The three also emphasize that energy supply remains a key risk in AI investment logic. Eisman mentions that in Santa Clara, California, two data centers are built but cannot connect to the grid because the local power company cannot supply electricity. “We have to admit that some things may progress slower than the market expects, which will lead to market adjustments,” Eisman states. Ives agrees and is optimistic about the nuclear sector.

This energy bottleneck is reshaping investment logic. When OpenAI, Google, and Microsoft rush to build data centers but find electricity insufficient, the bargaining power of energy suppliers greatly increases. Verrone notes that the strong performance of commodities over the past few months is another significant shift. He points out that companies like Rio Tinto, BHP, Freeport-McMoRan, and even energy stocks can be viewed as third- or fourth-tier AI derivative beneficiaries.

He also notes that oil producers’ stock performance has outpaced crude oil prices because their breakeven points are falling.
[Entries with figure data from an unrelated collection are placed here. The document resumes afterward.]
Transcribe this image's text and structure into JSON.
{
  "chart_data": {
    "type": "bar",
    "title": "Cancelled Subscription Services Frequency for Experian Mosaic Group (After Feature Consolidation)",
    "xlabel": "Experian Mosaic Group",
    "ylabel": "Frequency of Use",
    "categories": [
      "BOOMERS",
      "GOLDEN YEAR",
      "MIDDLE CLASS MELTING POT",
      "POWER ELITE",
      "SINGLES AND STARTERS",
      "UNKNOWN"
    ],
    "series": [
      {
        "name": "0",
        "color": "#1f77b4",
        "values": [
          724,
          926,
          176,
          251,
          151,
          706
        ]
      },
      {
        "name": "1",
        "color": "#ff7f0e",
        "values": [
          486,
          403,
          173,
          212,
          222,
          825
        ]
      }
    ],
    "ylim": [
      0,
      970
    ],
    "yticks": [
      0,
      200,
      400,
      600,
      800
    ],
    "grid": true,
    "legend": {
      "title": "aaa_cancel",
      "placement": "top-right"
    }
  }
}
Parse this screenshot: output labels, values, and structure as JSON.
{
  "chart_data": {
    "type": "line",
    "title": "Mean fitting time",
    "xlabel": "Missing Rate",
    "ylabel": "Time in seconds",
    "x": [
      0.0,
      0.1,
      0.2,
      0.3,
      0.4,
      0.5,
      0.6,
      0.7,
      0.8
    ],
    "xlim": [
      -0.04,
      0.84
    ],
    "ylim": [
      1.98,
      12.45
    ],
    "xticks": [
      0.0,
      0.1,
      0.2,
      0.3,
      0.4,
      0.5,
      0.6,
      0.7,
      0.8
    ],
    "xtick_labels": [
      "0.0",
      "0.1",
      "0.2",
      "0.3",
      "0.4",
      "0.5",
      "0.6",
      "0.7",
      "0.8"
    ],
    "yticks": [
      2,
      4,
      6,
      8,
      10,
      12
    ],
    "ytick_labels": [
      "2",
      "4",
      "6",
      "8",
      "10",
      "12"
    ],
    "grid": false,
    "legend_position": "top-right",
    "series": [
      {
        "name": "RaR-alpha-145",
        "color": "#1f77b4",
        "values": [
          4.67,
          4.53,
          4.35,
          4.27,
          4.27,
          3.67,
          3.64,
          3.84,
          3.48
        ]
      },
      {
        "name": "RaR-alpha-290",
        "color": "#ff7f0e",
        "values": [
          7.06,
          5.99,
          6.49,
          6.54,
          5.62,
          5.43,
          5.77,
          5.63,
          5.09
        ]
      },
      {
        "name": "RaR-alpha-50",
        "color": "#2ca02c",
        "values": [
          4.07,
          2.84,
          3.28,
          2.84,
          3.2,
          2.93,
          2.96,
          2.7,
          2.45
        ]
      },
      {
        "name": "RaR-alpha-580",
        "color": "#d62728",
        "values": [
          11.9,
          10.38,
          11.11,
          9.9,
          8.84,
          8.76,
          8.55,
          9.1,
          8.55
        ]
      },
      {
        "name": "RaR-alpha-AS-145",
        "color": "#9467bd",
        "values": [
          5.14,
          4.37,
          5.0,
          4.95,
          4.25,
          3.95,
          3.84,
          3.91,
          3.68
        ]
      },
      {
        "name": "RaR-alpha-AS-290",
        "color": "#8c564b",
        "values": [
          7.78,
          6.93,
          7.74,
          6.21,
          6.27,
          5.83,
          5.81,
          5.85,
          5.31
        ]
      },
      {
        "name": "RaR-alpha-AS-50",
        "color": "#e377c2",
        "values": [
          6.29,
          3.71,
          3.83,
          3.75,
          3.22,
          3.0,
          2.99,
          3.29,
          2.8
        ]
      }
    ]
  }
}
This “stock price outperforming oil price” phenomenon indicates that the market is paying a premium for improved profit margins of energy companies. In the AI era, energy is no longer a cyclical commodity but a strategic resource.

In terms of tech stocks, Ives predicts over 20% gains in 2026. He is bullish on AI beneficiaries like Palantir, Snowflake, and MongoDB, and also points out that cybersecurity companies are overlooked by the market. Among large tech stocks, he forecasts Oracle and Microsoft will significantly outperform in the coming year, and mentions “Apple will enter the AI field through collaboration with Gemini,” referring to market rumors of Apple’s AI partnership with Google. He believes Apple’s stock could experience “significant volatility” this year, and Verrone also states he is “very optimistic” about Apple’s stock trajectory.

The stock market is expected to fluctuate on Tuesday, with a strong start on Monday. Some sectors that underperformed in 2025, such as finance, consumer, and energy, benefit from geopolitical turmoil, driving the market higher.